China's three flag carriers stop flying Boeing’s 737 MAX 8
More than a dozen Chinese carriers operate the model, with 246 domestic routes and 355 domestic flights scheduled on Monday.
Civil aviation regulators of China, Ethiopia and at least two other jurisdictions have ordered carriers to temporarily stop flying the 737 MAX 8 aircraft, as the crash in Addis Ababa was the second fatal accident in five months involving the latest version of what Boeing calls “the most popular jet aircraft of all time.”
The Civil Aviation Administration of China (CAAC), whose airlines are collectively the world’s biggest customers of the 737 MAX 8, ordered all commercial operations involving the single-aisle jet to halt by 6PM Monday.

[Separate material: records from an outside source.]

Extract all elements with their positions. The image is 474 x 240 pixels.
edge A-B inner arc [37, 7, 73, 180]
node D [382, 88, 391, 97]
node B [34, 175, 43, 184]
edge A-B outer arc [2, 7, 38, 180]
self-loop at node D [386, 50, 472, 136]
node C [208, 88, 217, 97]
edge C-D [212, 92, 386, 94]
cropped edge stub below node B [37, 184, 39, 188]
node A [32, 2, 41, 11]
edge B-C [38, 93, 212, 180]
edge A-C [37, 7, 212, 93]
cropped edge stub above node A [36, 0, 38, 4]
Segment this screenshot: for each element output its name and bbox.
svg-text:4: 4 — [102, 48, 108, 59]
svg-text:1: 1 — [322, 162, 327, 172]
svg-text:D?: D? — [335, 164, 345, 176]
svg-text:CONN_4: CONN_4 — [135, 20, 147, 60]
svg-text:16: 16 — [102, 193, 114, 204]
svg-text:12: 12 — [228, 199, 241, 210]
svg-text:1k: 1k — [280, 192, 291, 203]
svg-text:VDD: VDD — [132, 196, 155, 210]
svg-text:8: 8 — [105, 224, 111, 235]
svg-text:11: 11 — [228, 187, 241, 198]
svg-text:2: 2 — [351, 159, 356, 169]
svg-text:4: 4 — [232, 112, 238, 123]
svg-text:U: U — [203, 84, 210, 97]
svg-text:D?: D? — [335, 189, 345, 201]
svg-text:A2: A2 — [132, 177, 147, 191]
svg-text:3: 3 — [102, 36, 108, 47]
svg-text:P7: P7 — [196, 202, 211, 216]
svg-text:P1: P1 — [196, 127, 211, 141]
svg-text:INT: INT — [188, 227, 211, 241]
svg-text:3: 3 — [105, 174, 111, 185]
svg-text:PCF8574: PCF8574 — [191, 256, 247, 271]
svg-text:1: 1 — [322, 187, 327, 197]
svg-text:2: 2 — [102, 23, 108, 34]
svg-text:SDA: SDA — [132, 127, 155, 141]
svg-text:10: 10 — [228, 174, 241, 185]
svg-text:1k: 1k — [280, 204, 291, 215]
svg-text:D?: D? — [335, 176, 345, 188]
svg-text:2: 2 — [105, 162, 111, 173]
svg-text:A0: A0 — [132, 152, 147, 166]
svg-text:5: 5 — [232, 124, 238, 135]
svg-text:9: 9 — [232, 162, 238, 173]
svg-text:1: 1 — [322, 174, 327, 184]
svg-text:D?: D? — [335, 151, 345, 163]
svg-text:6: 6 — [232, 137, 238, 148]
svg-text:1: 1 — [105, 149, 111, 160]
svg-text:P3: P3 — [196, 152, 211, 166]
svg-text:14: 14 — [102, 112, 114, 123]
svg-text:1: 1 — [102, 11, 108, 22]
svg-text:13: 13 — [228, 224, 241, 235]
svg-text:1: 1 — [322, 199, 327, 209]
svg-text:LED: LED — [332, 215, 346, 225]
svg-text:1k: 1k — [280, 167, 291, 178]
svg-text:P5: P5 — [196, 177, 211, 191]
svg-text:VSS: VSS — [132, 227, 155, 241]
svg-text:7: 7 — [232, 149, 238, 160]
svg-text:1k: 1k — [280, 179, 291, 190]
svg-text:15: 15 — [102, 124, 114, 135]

China, on track to surpass the United States as the largest air travel market by 2022, may need to buy 7,240 new aircraft by 2037 valued at USD1.1 trillion, making Chinese carriers the largest collective customers for Boeing.
The grounding of the 737 MAX 8 affects more than a dozen Chinese carriers, which have already taken delivery of close to 100 of the model. As many as 246 Chinese domestic routes and 355 domestic flights were scheduled on Monday for the jet model, excluding international services, according to Chinese flight data provider VariFlight. As many as 29 flights have already been cancelled, while 259 fights were replaced by other aircraft.
China Southern Airlines, Air China, China Eastern Airlines, Hainan Airlines are among carriers that fly the aircraft, which can carry between 138 to 230 passengers depending on their configurations. The aircraft is listed at USD121.6 million before the discounts that are typical of bulk orders.